Even before the pandemic, more than 11.4 million people signed up for Obamacare coverage for 2020 and roughly 12.5 million were enrolled in Medicaid expansion.
Trump’s domestic policy aides have resisted any change in the Trump administration’s legal arguments at this point, contending that the legal position should move forward without changes because Republicans have campaigned on repealing Obamacare for a decade. Those aides have brushed off the possibility of any new political repercussions, and pushed back on Barr in the meeting Monday.
The Justice Department declined to comment.
The divide has been a long-running battle inside the administration, but it has a new sense of urgency because the administration is up against a deadline on Wednesday if it wants to modify its argument.
The administration currently contends that the individual insurance requirement is unconstitutional, and because that mandate is tied to other provisions of the law, the entire Affordable Care Act must fall. If the administration is going to back off that absolute position, it would likely submit a filing to the Supreme Court within the next 48 hours, based on the court’s current briefing schedule for the dueling parties. Otherwise, the administration’s brief would not be due to the high court until June.
Barr has long favored tempering the administration’s position, which has shifted multiple times since the lawsuit began in early 2018. The administration argued that only two key provisions that protect Americans with pre-existing conditions should fall, but the rest of the law could remain. In a dramatic reversal soon after Barr became attorney general in early 2019, the Justice Department said the entire Affordable Care Act should be invalidated. Several months later, the administration argued before a federal appeals court that the law should only be struck as it applies to the coalition of Republican-led states that brought the challenge.
The argument that the entire law should be struck down already might have been a tough one to make to a Supreme Court majority that has twice rejected broad-scale challenges.
After a decade, the Affordable Care Act has affected nearly every aspect of the health care system. It required all Americans obtain coverage and created a marketplace for purchasing insurance. It also expanded Medicaid for poor people and protected diabetics, cancer patients and other individuals with pre-existing conditions from being denied coverage or charged higher premiums.
The current Supreme Court dispute began when Texas and other Republican-led states sued after the Republican-led Congress in 2017 cut the tax penalty for those who failed to obtain insurance to zero. Because the individual mandate is no longer tied to a specific tax penalty, the states argue, it is unconstitutional. They also say that because the individual mandate is intertwined with a multitude of ACA provisions, invalidating it should bring down the entire law, including protections for people with preexisting conditions.
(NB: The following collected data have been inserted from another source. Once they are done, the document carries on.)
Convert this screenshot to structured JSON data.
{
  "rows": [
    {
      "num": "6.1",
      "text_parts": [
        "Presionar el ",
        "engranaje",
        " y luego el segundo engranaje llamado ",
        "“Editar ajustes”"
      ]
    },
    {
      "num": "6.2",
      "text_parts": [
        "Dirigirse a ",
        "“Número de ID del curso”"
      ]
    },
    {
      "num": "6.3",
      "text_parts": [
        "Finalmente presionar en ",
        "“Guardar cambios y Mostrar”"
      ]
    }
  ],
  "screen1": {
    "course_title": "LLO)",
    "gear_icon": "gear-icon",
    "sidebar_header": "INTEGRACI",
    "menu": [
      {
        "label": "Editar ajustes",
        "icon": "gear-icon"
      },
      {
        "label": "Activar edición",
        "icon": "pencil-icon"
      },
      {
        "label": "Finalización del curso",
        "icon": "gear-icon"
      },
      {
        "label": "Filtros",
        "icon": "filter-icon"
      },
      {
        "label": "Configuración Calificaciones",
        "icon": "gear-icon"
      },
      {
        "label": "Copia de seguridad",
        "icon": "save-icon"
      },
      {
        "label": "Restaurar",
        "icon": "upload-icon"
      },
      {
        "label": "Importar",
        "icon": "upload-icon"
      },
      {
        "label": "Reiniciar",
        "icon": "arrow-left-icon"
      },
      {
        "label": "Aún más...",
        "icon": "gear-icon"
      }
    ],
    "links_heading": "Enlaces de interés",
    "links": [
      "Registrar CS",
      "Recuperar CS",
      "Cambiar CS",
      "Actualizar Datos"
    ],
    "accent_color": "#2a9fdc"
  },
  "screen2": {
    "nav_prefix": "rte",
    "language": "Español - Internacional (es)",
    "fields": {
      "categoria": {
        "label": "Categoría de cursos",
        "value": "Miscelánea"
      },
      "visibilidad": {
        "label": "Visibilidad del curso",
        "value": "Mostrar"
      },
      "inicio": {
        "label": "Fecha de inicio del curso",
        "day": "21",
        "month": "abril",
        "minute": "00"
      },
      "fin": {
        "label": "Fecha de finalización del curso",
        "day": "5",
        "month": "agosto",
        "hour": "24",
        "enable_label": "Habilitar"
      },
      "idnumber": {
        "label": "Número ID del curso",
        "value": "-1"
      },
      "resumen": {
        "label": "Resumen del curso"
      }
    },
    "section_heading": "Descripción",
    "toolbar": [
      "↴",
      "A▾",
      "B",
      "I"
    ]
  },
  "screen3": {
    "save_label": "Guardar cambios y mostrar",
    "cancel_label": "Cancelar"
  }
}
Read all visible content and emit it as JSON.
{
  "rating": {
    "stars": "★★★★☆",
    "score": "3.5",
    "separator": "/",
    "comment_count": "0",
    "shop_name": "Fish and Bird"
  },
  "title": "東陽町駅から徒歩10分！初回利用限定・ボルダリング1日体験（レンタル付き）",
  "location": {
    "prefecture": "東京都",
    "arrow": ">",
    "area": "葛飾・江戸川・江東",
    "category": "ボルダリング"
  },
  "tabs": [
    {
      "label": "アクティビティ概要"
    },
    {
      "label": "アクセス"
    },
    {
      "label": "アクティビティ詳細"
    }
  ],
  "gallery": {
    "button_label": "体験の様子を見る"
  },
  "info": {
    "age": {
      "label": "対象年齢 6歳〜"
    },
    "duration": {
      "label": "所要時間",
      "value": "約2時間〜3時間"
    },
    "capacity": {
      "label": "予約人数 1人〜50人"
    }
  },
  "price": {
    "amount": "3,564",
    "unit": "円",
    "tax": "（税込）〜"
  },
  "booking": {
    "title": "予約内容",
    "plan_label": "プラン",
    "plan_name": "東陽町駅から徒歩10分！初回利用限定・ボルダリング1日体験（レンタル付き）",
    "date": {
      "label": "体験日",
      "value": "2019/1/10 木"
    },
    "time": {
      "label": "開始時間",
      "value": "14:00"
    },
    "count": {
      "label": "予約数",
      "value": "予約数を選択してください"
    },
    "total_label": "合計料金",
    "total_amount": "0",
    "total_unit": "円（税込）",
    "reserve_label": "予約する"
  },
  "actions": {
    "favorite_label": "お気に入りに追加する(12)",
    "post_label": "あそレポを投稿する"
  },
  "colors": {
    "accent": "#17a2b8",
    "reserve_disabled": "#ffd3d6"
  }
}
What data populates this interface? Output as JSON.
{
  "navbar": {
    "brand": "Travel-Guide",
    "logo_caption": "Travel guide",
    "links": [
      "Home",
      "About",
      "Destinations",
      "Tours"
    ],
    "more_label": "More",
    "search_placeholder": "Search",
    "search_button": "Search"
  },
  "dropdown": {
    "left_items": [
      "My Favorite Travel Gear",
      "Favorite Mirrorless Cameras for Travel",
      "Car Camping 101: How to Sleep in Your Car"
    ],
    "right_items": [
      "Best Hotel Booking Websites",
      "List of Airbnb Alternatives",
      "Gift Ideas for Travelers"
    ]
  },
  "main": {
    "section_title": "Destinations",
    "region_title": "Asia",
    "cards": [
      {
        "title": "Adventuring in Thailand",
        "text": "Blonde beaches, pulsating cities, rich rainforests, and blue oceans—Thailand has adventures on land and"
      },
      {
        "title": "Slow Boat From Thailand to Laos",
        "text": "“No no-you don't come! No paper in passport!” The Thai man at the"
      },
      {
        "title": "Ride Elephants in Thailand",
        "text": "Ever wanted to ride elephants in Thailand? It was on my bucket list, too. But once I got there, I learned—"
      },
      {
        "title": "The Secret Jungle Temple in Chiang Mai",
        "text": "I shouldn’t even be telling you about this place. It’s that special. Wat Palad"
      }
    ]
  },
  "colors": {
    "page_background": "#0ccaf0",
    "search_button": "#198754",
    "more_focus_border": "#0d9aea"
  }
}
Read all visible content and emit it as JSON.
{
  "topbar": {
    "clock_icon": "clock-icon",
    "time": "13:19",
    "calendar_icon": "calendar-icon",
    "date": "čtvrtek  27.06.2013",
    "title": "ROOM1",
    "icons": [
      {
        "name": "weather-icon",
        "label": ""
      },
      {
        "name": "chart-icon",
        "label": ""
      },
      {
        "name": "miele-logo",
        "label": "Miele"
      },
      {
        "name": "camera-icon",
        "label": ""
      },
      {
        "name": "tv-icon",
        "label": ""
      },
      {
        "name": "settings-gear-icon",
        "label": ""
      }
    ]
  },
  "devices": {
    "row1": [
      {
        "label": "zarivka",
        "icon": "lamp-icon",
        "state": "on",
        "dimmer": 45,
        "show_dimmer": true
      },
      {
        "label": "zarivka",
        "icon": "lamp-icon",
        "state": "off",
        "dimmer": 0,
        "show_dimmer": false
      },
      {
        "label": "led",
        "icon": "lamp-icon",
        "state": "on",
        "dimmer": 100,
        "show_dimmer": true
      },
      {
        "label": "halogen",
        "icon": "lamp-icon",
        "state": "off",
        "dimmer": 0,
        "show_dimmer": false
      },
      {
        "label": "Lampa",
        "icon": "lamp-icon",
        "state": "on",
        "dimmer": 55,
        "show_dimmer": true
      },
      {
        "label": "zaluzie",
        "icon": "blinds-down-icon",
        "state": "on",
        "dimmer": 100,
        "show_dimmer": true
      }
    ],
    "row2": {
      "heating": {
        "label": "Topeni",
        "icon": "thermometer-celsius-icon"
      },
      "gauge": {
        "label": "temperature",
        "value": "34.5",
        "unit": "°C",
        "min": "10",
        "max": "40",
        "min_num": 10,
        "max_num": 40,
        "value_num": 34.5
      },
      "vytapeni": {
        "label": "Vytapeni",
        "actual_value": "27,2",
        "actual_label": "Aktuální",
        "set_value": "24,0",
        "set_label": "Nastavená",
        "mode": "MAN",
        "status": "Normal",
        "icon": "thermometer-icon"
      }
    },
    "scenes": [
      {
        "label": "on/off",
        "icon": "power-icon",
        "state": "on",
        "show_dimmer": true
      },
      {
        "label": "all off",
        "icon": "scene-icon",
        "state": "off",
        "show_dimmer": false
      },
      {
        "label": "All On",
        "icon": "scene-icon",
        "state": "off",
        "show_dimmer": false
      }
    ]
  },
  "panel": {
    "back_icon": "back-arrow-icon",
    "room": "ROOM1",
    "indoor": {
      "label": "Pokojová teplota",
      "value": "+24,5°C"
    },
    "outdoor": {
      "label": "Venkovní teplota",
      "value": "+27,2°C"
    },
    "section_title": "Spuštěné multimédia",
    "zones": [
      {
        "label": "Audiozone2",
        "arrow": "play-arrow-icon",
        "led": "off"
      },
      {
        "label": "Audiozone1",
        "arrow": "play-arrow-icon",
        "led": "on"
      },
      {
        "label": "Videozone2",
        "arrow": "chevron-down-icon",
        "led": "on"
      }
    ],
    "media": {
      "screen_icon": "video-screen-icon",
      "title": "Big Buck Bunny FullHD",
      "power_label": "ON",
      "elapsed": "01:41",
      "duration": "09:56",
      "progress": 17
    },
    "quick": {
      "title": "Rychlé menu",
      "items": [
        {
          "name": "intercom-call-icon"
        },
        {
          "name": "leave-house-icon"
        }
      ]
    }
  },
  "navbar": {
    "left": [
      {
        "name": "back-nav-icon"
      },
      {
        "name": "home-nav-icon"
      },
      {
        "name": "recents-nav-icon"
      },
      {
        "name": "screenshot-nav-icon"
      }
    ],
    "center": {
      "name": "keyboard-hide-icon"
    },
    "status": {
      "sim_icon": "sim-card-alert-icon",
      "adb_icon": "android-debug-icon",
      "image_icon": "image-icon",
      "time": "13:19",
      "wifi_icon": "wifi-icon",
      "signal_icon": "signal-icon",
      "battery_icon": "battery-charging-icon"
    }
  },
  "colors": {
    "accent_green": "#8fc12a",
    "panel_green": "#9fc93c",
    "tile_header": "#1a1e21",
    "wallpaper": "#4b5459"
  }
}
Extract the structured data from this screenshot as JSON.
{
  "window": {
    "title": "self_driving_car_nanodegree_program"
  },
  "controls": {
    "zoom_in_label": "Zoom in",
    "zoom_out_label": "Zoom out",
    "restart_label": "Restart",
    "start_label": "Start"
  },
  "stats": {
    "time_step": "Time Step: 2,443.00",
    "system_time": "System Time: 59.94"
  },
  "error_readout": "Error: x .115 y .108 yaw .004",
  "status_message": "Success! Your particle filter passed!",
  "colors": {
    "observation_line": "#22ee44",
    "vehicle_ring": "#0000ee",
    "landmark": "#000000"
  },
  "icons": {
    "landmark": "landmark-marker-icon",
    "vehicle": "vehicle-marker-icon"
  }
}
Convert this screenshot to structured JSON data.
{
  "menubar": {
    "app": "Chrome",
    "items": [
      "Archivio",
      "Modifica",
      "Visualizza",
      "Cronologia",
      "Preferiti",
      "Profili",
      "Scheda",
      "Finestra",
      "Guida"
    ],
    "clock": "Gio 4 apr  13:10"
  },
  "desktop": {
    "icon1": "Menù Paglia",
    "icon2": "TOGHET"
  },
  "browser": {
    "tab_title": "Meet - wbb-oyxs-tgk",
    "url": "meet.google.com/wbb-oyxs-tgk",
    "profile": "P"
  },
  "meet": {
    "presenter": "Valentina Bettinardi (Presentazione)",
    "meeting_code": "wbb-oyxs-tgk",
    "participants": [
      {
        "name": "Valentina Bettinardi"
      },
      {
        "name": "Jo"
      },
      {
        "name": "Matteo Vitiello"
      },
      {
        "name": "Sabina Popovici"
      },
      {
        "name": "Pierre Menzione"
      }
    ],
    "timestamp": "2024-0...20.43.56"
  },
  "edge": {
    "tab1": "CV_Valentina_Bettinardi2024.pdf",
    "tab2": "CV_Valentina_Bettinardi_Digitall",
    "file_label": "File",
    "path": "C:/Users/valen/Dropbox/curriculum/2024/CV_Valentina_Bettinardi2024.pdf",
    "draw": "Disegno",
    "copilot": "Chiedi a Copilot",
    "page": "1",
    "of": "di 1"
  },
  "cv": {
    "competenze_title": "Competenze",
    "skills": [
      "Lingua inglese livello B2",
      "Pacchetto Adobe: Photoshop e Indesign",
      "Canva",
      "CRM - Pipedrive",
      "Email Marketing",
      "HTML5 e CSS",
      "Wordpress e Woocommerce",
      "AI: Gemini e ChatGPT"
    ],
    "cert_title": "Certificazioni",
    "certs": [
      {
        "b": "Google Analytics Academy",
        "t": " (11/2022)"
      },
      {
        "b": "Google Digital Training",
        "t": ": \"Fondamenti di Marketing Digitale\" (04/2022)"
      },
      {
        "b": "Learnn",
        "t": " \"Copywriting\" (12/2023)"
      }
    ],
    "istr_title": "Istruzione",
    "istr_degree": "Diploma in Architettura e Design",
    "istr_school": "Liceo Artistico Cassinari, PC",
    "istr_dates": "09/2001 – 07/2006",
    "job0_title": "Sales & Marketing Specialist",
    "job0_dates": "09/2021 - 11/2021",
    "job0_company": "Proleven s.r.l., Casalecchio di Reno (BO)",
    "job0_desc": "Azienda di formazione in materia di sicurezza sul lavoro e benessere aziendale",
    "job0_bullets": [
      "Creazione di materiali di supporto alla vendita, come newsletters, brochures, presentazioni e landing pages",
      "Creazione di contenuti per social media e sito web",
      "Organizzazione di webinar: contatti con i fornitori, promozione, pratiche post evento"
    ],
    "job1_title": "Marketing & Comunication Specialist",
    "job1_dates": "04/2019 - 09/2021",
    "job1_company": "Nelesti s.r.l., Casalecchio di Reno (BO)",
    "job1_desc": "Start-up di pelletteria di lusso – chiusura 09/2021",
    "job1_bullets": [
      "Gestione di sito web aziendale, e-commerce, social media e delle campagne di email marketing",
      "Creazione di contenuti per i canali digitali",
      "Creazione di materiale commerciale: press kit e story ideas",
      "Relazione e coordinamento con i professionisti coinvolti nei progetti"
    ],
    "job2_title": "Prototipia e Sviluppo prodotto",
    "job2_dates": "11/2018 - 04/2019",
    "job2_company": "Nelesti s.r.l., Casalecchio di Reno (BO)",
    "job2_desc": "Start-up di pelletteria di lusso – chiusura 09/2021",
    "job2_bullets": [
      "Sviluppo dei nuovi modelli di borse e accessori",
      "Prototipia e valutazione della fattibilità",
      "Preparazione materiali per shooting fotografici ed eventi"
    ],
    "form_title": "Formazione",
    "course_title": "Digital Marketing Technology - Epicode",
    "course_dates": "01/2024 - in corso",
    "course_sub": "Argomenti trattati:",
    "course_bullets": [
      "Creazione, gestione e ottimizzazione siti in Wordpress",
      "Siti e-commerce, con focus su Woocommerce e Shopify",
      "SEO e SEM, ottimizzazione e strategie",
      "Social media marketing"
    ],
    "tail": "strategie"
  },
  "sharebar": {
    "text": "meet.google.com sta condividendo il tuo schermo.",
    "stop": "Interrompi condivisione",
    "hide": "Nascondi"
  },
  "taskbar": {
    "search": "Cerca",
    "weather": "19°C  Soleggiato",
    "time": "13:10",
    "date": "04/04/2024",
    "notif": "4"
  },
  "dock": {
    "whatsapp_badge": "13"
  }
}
On the other side are California and other Democratic-led states and the now Democratic-controlled US House of Representatives. The Affordable Care Act has remained in effect through the litigation.
The Supreme Court agreed earlier this year to take up the ACA dispute. The case is likely to be heard in the fall, but a decision would not be expected until 2021, after the November presidential election.
The case will mark the third time that the Supreme Court takes up a major ACA dispute. In 2012, the justices upheld the law, by a 5-4 vote, with Chief Justice John Roberts casting the deciding vote with the four liberal justices over the dissent of four conservatives. Roberts grounded his opinion in Congress’ taxing power.